Они живут, безвольные, как сомнамбулы, и видят один и тот же сон. Один на всех. Он стал так привычен, что они уже никогда не смогут проснуться. Придется убивать их спящими. В этом не будет греха. Иначе нельзя вернуть им жизнь.
А мы ходим по городу скользящей походкой диких зверей. Мы только принюхиваемся и присматриваемся к этому мертвому миру. Когти и клыки прячутся до поры, как тайное оружие, ждущее своего часа. А он все ближе. И мы начали терять бдительность. Все чаще мы выдаем себя острыми хищными взглядами. В наших зрачках вспыхивает огонь степных костров и пьяная удаль ночной атаки. Но oн не отражается в ваших мутных от сна глазах. Вы так привыкли не замечать себе подобных, что прозевали нас.
А мы другие. В нас нет ни капли вашей гнилой крови. Ночами нам снятся дальние переходы, великие реки, степи, дрожащие от топота тысяч коней, копытами высекающих ледяные искры из промерзшей земли. Мы знаем, где пройдут новые пути караванов, где острые шпили соборов подопрут небо и где вырастут серые бастионы крепостей.

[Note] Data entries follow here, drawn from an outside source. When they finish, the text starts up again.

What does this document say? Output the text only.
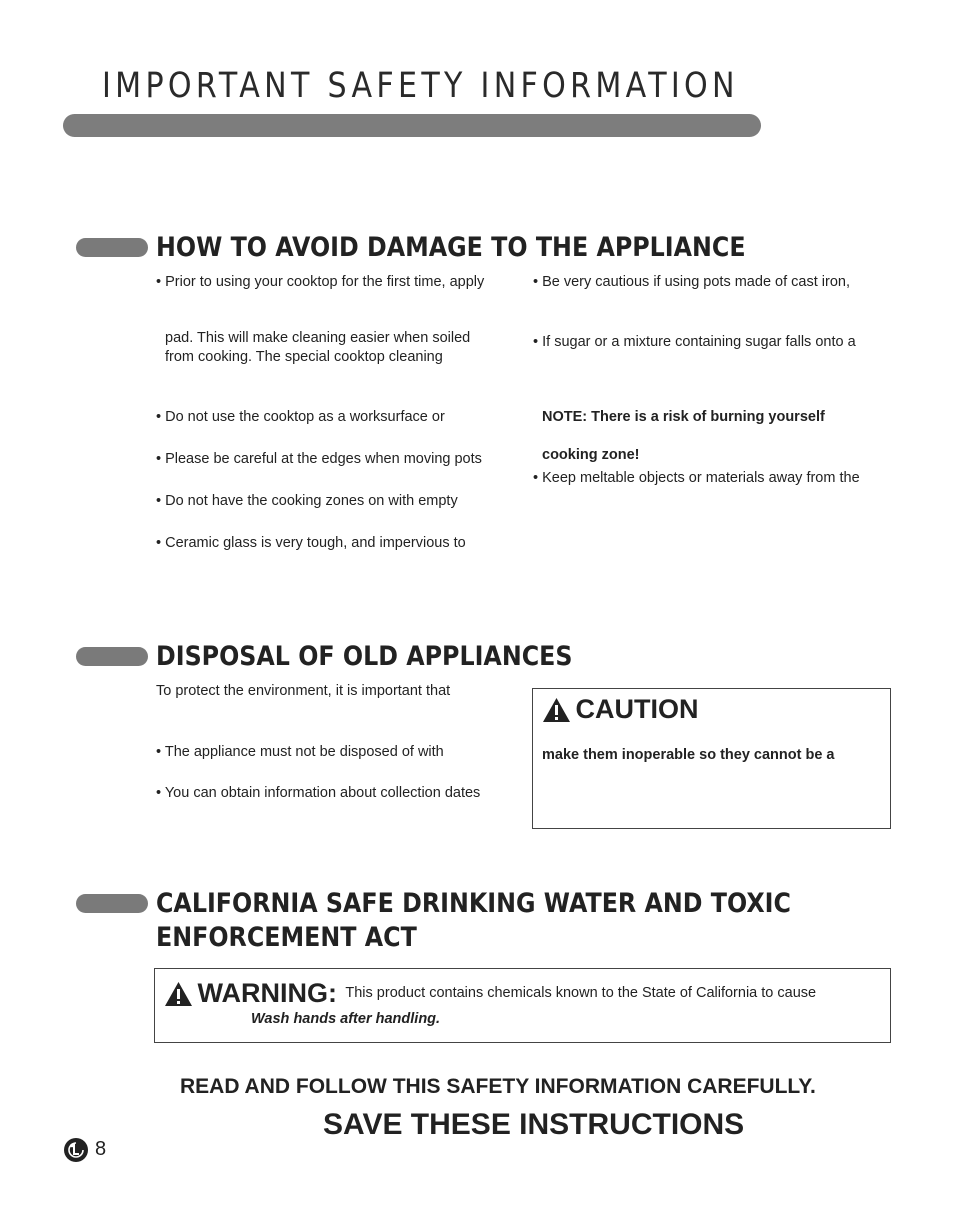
IMPORTANT SAFETY INFORMATION
HOW TO AVOID DAMAGE TO THE APPLIANCE
• Prior to using your cooktop for the first time, apply
pad. This will make cleaning easier when soiled
from cooking. The special cooktop cleaning
• Do not use the cooktop as a worksurface or
• Please be careful at the edges when moving pots
• Do not have the cooking zones on with empty
• Ceramic glass is very tough, and impervious to
• Be very cautious if using pots made of cast iron,
• If sugar or a mixture containing sugar falls onto a
NOTE: There is a risk of burning yourself
cooking zone!
• Keep meltable objects or materials away from the
DISPOSAL OF OLD APPLIANCES
To protect the environment, it is important that
• The appliance must not be disposed of with
• You can obtain information about collection dates
CAUTION
make them inoperable so they cannot be a
CALIFORNIA SAFE DRINKING WATER AND TOXIC
ENFORCEMENT ACT
WARNING: This product contains chemicals known to the State of California to cause
Wash hands after handling.
READ AND FOLLOW THIS SAFETY INFORMATION CAREFULLY.
SAVE THESE INSTRUCTIONS
8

У нас есть шуты и поэты, святые и грешники, купцы и нищие, короли и рыцари, бродяги и философы. У нас есть все, что нужно для жизни. Потому что мы - сама жизнь. Мы улыбаемся даже во сне. И эта улыбка самый страшный приговор вашему миру.
Cлушайте, вы, еще есть время проснуться! Нет греха добить вас спящими, но грех не дать вам умереть достойно. Проснитесь! Пусть грянет бой. Последний бой, красивый , как праздник. И праздник, яростный, как любовь. Небеса содрогнутся от зависти и обрушатся на нас теплым ливнем. Он смоет кровь, усталость и тлен. Мы вместе, как встретившиеся после долгой разлуки, будем шлепать по лужам, целовать спелые губы женщин и пить молодое вино.
Наш Господь сойдет в освященный кровью и вином мир и будет плясать и пить, как простой смертный, обнимая женщину с блудливыми глазами. Он откроет вам высшую тайну, которую вы так долго искали. "Жизнь не страшнее смерти!" скажет он с набитым ртом. - " Жизнь, дети мои, не страшнее смерти!" И с этой истиной, вы обретете если не бессмертие, то хотя бы счастье.
Но вы спите. И наши крадущиеся шаги не могут потревожить ваш сон. А ведь мы лишь лазутчики в этом мире. Мы тайные посланники Будущего, в которое вы так и не набрались смелости поверить. И оно уже вошло вслед за нами в ваш сон, который вы привыкли считать единственной реальностью. А вы продолжаете спать. Кто же разбудит вас, когда к стенам города подойдут полки диких от предвкушения боя варваров и крылья степного орла затмят ваше холодное солнце?
Спит ваш последний Рим обморочным сном тифозного больного. И в туго набитых желудках догнивает последний гусь.
Шут
Никому не бывает так худо по утру как безработному шуту.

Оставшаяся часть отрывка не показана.